Lower Indian salaries continue to enhance cost competitiveness with China: report

news
07 June 2016

The annual base salaries in India are the lowest in the Asia Pacific (APAC) region, as they are significantly lower than China, making the country a cost-competitive labour market in the region.

China's base salaries across all job grades are between 64 per cent and 100 per cent higher than in India, according to research by global advisory services company Willis Towers Watson.

''Labour costs are always a significant contributor to decisions around potential foreign investments. A young and tech-savvy workforce and comparatively lower salaries, especially at the entry level, augur well for India's quest to attract investments and emerge as a top manufacturing destination,'' said Sambhav Rakyan, data services practice leader, Asia Pacific, at Willis Towers Watson.

''These factors, combined with a focus on skilling, could give India an advantage in comparison to China, where an aging population and shrinking workforce mean salaries will remain higher,'' he added.

At APAC level, entry-level salaries for white-collar professionals are among the lowest in India and the Philippines at an average annual base salary of about $11,000. Their peers in China receive almost twice as much.

The story at senior management levels is not much different. At about $66,000, India offers the lowest average annual base salary across the region, which is almost half that in China.

Salaries in China are notably higher across levels as compared with India 81 per cent higher at the entry-level, 84 per cent at mid-level, double at senior level and 64 per cent at top management level.
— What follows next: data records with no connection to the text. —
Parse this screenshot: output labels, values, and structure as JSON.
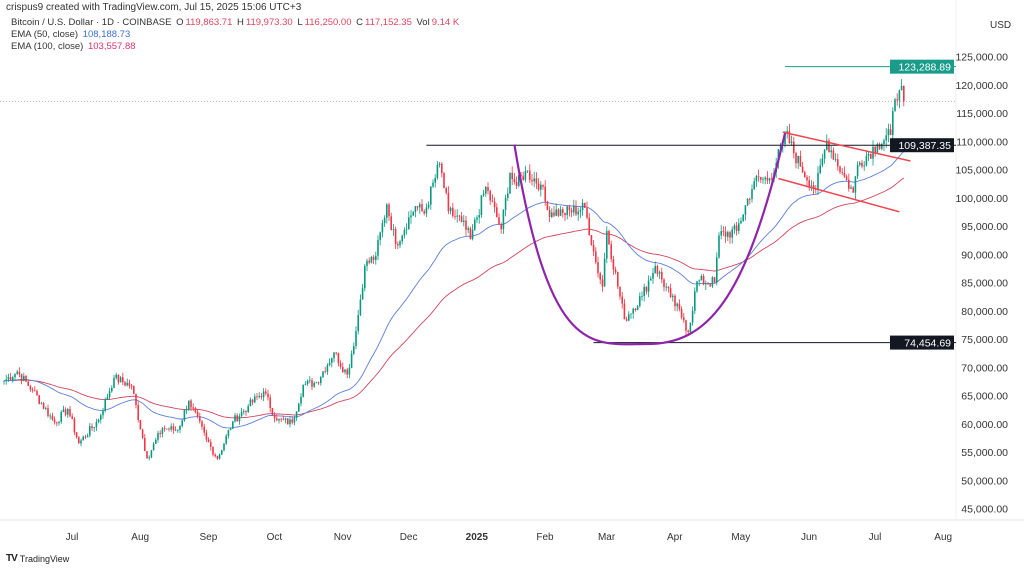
{
  "header": {
    "attribution": "crispus9 created with TradingView.com, Jul 15, 2025 15:06 UTC+3",
    "symbol": "Bitcoin / U.S. Dollar · 1D · COINBASE",
    "o_label": "O",
    "o_value": "119,863.71",
    "h_label": "H",
    "h_value": "119,973.30",
    "l_label": "L",
    "l_value": "116,250.00",
    "c_label": "C",
    "c_value": "117,152.35",
    "vol_label": "Vol",
    "vol_value": "9.14 K",
    "ema50_label": "EMA (50, close)",
    "ema50_value": "108,188.73",
    "ema100_label": "EMA (100, close)",
    "ema100_value": "103,557.88",
    "currency": "USD"
  },
  "footer": {
    "brand": "TradingView",
    "logo_text": "TV"
  },
  "colors": {
    "up": "#089981",
    "down": "#f23645",
    "ema50": "#5b7fd6",
    "ema100": "#d1455e",
    "cup": "#8e24aa",
    "channel": "#f0454f",
    "high_level": "#1a9c8a",
    "level": "#131722"
  },
  "chart_data": {
    "type": "candlestick",
    "interval": "1D",
    "ylim": [
      45000,
      125000
    ],
    "y_scale": "linear",
    "y_ticks": [
      "125,000.00",
      "120,000.00",
      "115,000.00",
      "110,000.00",
      "105,000.00",
      "100,000.00",
      "95,000.00",
      "90,000.00",
      "85,000.00",
      "80,000.00",
      "75,000.00",
      "70,000.00",
      "65,000.00",
      "60,000.00",
      "55,000.00",
      "50,000.00",
      "45,000.00"
    ],
    "y_tick_values": [
      125000,
      120000,
      115000,
      110000,
      105000,
      100000,
      95000,
      90000,
      85000,
      80000,
      75000,
      70000,
      65000,
      60000,
      55000,
      50000,
      45000
    ],
    "x_ticks": [
      {
        "label": "Jul",
        "date": "2024-07-01"
      },
      {
        "label": "Aug",
        "date": "2024-08-01"
      },
      {
        "label": "Sep",
        "date": "2024-09-01"
      },
      {
        "label": "Oct",
        "date": "2024-10-01"
      },
      {
        "label": "Nov",
        "date": "2024-11-01"
      },
      {
        "label": "Dec",
        "date": "2024-12-01"
      },
      {
        "label": "2025",
        "date": "2025-01-01",
        "bold": true
      },
      {
        "label": "Feb",
        "date": "2025-02-01"
      },
      {
        "label": "Mar",
        "date": "2025-03-01"
      },
      {
        "label": "Apr",
        "date": "2025-04-01"
      },
      {
        "label": "May",
        "date": "2025-05-01"
      },
      {
        "label": "Jun",
        "date": "2025-06-01"
      },
      {
        "label": "Jul",
        "date": "2025-07-01"
      },
      {
        "label": "Aug",
        "date": "2025-08-01"
      }
    ],
    "approx_closes": [
      [
        "2024-06-01",
        67700
      ],
      [
        "2024-06-07",
        69300
      ],
      [
        "2024-06-14",
        66000
      ],
      [
        "2024-06-24",
        60300
      ],
      [
        "2024-06-30",
        62700
      ],
      [
        "2024-07-05",
        56600
      ],
      [
        "2024-07-14",
        60800
      ],
      [
        "2024-07-21",
        68200
      ],
      [
        "2024-07-29",
        66800
      ],
      [
        "2024-08-05",
        54000
      ],
      [
        "2024-08-12",
        59300
      ],
      [
        "2024-08-19",
        59000
      ],
      [
        "2024-08-24",
        64200
      ],
      [
        "2024-09-01",
        57300
      ],
      [
        "2024-09-06",
        53900
      ],
      [
        "2024-09-13",
        60500
      ],
      [
        "2024-09-20",
        63200
      ],
      [
        "2024-09-27",
        65800
      ],
      [
        "2024-10-03",
        60700
      ],
      [
        "2024-10-10",
        60300
      ],
      [
        "2024-10-15",
        67000
      ],
      [
        "2024-10-21",
        67400
      ],
      [
        "2024-10-29",
        72700
      ],
      [
        "2024-11-04",
        68800
      ],
      [
        "2024-11-08",
        76500
      ],
      [
        "2024-11-12",
        88000
      ],
      [
        "2024-11-17",
        89800
      ],
      [
        "2024-11-22",
        98900
      ],
      [
        "2024-11-26",
        91900
      ],
      [
        "2024-12-05",
        98600
      ],
      [
        "2024-12-09",
        97300
      ],
      [
        "2024-12-16",
        106100
      ],
      [
        "2024-12-20",
        97700
      ],
      [
        "2024-12-26",
        95800
      ],
      [
        "2024-12-30",
        92800
      ],
      [
        "2025-01-06",
        102000
      ],
      [
        "2025-01-13",
        94500
      ],
      [
        "2025-01-17",
        104500
      ],
      [
        "2025-01-20",
        102200
      ],
      [
        "2025-01-24",
        104800
      ],
      [
        "2025-01-31",
        102400
      ],
      [
        "2025-02-03",
        97900
      ],
      [
        "2025-02-10",
        97400
      ],
      [
        "2025-02-20",
        98300
      ],
      [
        "2025-02-25",
        88700
      ],
      [
        "2025-02-28",
        84400
      ],
      [
        "2025-03-02",
        94200
      ],
      [
        "2025-03-10",
        78600
      ],
      [
        "2025-03-18",
        82700
      ],
      [
        "2025-03-24",
        88000
      ],
      [
        "2025-03-31",
        82500
      ],
      [
        "2025-04-06",
        78400
      ],
      [
        "2025-04-08",
        76300
      ],
      [
        "2025-04-12",
        85300
      ],
      [
        "2025-04-20",
        85100
      ],
      [
        "2025-04-22",
        93400
      ],
      [
        "2025-04-30",
        94200
      ],
      [
        "2025-05-08",
        103000
      ],
      [
        "2025-05-15",
        103500
      ],
      [
        "2025-05-21",
        109600
      ],
      [
        "2025-05-22",
        111600
      ],
      [
        "2025-05-29",
        105600
      ],
      [
        "2025-06-05",
        101500
      ],
      [
        "2025-06-10",
        110200
      ],
      [
        "2025-06-17",
        104500
      ],
      [
        "2025-06-22",
        101000
      ],
      [
        "2025-06-24",
        105900
      ],
      [
        "2025-07-03",
        109600
      ],
      [
        "2025-07-09",
        111200
      ],
      [
        "2025-07-11",
        117500
      ],
      [
        "2025-07-13",
        119100
      ],
      [
        "2025-07-14",
        119864
      ]
    ],
    "last_candle": {
      "date": "2025-07-15",
      "open": 119863.71,
      "high": 119973.3,
      "low": 116250.0,
      "close": 117152.35
    },
    "ema_periods": [
      50,
      100
    ],
    "levels": [
      {
        "name": "resistance",
        "value": 109387.35,
        "label": "109,387.35",
        "from": "2024-12-10"
      },
      {
        "name": "support",
        "value": 74454.69,
        "label": "74,454.69",
        "from": "2025-02-24"
      },
      {
        "name": "high",
        "value": 123288.89,
        "label": "123,288.89",
        "from": "2025-05-22"
      }
    ],
    "current_price": 117152.35,
    "cup": {
      "start": [
        "2025-01-19",
        109500
      ],
      "bottom": [
        "2025-03-20",
        74200
      ],
      "end": [
        "2025-05-22",
        111500
      ]
    },
    "channel": {
      "upper": [
        [
          "2025-05-21",
          111700
        ],
        [
          "2025-07-18",
          106600
        ]
      ],
      "lower": [
        [
          "2025-05-19",
          103500
        ],
        [
          "2025-07-13",
          97600
        ]
      ]
    }
  }
}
''China is focusing more on R&D and higher-end value-added production, which requires advanced skill-sets. For that reason, along with proximity to other parts of the supply chain, although China is much more expensive, it's more mature infrastructure and skilled workforce is likely to continue to attract companies particularly when compared with the emerging economies in the APAC region. But low-cost labour is no longer a major selling point for China,'' added Rakyan.

In terms of highest paying countries, Australia tops at entry and mid-management levels while Singapore tops at senior and top management levels.

''Singapore has always been a leading economy in the region. As it continues to enhance its competitiveness in the international arena, it wants to bring in top talent with knowledge of best practices from all over the world, so offering globally competitive salaries is an important part of that process,'' said Rakyan.

''In terms of Greater China, Hong Kong has long been a hub for international talent; its gap with Singapore narrows once Hong Kong's more favourable tax rates are taken into account,'' he added.

The findings in the APAC section of Willis Towers Watson's 2015-2016 Global 50 Remuneration Planning Report provide cross-country pay competitiveness comparisons across the region, by providing base salary information using a consistent framework for job levels.